The Swatch + Art + Fashion must be the most unique, trailblazing style event of 2014 that was never planned. It must have been the result of creativity-inducing midnight vibes at the newly inaugurated Swatch + Swatch Center on Pasay Road.
It’s a multimedia maze installation to open tomorrow at the Center.
It was the midnight impromptu get-togethers there with Swatch pioneer and retail icon Virgie Ramos that gave rise to the idea to do a fashion shoot for Inquirer Lifestyle, featuring the “Sabel”-inspired clothes presented by the 25 designers during the inauguration of the Swatch + Swatch Center last December 4.
We fell in love with the minimalist architecture of the Center, including its whitewashed walls whose exact hue we couldn’t peg—it’s a blend of ash gray and taupe. It’s clean and sleek, yet evokes warmth.
And the space—it’s unimpeded and unembellished. As our colleague Glenna Aquino of Cocoon Home Magazine said upon seeing the place, “It’s a conceptual space.” This means one can do anything with it and in it.
We simply had to have a fashion shoot here, we told “Tita Virgie” one late night.
As it happened, the fashion shoot became a masterpiece production of Gino Gonzales, the country’s foremost theater production designer. The result was The Swatch Christmas special of
Inquirer Lifestyle—all eight pages of cutting-edge photographs by Jojit Lorenzo, with Gonzales himself serving as sittings editor.
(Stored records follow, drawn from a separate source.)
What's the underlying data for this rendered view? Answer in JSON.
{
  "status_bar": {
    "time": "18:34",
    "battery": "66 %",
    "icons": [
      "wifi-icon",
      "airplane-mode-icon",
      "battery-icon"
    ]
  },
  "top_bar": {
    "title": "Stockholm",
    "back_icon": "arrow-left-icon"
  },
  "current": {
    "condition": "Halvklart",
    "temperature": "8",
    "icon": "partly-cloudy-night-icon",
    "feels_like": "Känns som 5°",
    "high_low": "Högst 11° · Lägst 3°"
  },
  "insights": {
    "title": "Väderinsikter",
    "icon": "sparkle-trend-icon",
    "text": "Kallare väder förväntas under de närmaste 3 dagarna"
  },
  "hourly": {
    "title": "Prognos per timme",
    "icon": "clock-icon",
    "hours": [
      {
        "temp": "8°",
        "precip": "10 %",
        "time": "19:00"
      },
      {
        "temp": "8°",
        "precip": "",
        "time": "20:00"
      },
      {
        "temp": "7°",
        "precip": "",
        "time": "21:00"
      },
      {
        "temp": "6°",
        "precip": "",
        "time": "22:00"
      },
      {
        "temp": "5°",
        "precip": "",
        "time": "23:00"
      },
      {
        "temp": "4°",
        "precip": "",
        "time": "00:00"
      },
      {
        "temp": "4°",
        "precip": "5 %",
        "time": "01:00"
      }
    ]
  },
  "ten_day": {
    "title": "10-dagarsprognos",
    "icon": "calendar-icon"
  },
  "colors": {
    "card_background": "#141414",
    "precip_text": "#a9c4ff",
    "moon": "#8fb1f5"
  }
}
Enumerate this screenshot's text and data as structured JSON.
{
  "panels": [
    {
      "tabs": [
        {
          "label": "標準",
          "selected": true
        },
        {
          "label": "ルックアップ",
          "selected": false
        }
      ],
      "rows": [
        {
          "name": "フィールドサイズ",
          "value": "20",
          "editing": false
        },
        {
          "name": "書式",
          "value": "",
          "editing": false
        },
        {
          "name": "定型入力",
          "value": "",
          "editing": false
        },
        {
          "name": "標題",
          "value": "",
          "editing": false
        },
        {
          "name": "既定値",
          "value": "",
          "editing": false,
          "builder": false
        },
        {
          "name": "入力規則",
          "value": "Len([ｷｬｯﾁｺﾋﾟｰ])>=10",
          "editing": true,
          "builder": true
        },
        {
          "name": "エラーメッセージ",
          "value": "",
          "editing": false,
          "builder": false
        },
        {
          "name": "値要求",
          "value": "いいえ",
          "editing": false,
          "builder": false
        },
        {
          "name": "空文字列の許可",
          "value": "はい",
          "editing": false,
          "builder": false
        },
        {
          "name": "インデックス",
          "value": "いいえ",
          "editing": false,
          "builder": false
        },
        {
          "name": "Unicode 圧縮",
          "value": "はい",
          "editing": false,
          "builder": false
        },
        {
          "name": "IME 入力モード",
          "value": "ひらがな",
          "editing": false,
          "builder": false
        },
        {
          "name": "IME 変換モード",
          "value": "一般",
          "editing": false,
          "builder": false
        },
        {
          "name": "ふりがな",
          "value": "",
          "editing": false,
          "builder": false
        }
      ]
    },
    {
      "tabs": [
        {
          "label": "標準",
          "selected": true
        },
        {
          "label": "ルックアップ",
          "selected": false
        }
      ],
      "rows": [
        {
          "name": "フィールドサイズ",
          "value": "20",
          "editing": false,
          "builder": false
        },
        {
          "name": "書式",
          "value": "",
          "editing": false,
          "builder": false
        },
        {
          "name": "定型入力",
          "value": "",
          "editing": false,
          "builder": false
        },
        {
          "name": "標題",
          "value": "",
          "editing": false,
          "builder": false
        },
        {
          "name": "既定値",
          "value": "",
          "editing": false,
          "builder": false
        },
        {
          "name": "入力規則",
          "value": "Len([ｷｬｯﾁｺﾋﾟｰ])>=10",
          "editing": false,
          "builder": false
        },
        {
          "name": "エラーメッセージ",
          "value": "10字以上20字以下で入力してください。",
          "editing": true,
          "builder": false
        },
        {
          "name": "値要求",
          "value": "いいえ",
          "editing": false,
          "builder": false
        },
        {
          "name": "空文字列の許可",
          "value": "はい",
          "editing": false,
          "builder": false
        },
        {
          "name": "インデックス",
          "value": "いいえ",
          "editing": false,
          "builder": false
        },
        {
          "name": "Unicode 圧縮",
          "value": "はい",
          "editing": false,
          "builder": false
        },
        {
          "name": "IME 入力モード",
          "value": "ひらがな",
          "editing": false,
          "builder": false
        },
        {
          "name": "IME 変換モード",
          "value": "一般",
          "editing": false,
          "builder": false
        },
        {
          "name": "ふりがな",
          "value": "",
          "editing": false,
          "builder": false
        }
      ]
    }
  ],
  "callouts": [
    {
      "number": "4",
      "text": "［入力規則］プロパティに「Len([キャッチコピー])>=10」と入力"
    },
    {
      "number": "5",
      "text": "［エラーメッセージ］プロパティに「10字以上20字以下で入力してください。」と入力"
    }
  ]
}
The pictorial concept was cutting-edge and imaginative, to say the least. If there was such a thing as out-of-the-box thinking in fashion shoots (notice how today’s fashion glossies seem to look the same, very generic), this was it. Gino employed his expertise—indeed, his talent—as a designer of theater productions and of events spaces, in general—to produce images that simply overwhelmed, yet stayed true to projecting the brand of Swatch.
Gonzales, who is not from the fashion industry but who has collaborated with fashion designers, can teach a fashion/magazine editor and photographer a thing or two on how to push the envelope when it comes to style aesthetics—and yet not eclipse the clothes or the fashion product that is the style story. I, for one, have been frustrated many times with photographers and stylists who show their “design statement” (“kuno”) while forgetting the clothes or the style story the editor wants, in the first place.
Gonzales didn’t commit such a sin of omission—or self-absorption. The photographs show the watch—yes, it’s not about the photographer or the fashion designer or the sittings editor, it’s about the watch!
Upon seeing Gonzales’ shoot outtakes and installations, I remembered again his previous works that impressed me, and which I can still visualize. He did the terno retrospective at Metropolitan Museum and paid tribute to Joe Salazar in the process (Salazar died shortly after that). How could a production designer make the Metropolitan Museum seem much more spacious, I asked myself. The exhibit was a lucid but dramatic way of telling a story about the terno and the great designers who did it. I wondered then about the young man who designed the space and whom Inno Sotto gushed over. That young man was Gonzales.
Depth and breadth
The Pitoy Moreno retrospective was another Gonzales masterpiece that came to mind. He was able not only to project the vast collections of Moreno, but also to give the Cultural Center of the Philippines’ stage great depth and breadth. I didn’t get to meet Gonzales then.
Although he’s a bosom friend of Lifestyle staffer Raoul Chee Kee, I never had the chance to meet this man, who people say would step into the shoes of our good friend, the late National Artist Salvador Bernal.
I finally met him through Tita Virgie one late night at Swatch Center as he prepared for the Dec. 4 bash.
Now it can be told that it took days to do the fashion shoot, and literally crates of props to compose the images Gonzales wanted.
Yet, interestingly, the images projected “Sabel”—albeit in couture, but “Sabel” nonetheless. “Sabel” was, is, the scavenger woman the National Artist BenCab has immortalized in Philippine art, and even in global art, the “Sabel” many an art collector would give an arm and a leg for.
“Sabel” was the inspiration behind BenCab’s design of the limited-edition Swatch, which was launched on Dec. 4 to mark the brand’s 25th anniversary in the Philippines. BenCab also became the first Filipino artist whose Swatch design was released in a limited world edition. He joins the ranks of Yoko Ono, Annie Leibovitz, and the famous American artist Keith Haring, all of whom had designed a Swatch world limited edition.
Through the decades “Sabel” has inspired other forms of art, such as sculpture and even dance.
This week, “Sabel” the couture lady jumps out of the pages of Inquirer Lifestyle and into the multimedia installations of Gonzales at Swatch Center.
In an installation show called Swatch + Art + Fashion, Gonzales has turned the fashion images into the wall murals of a maze built at the Center.
As one walks into the maze, one is treated to a visual journey—indeed, a multimedia experience that fuses art and fashion.
As far as we know, this is the first time this has been attempted on the local fashion scene.
It opens tomorrow with cocktails at the Swatch Center, and will be open to the public starting Dec. 19.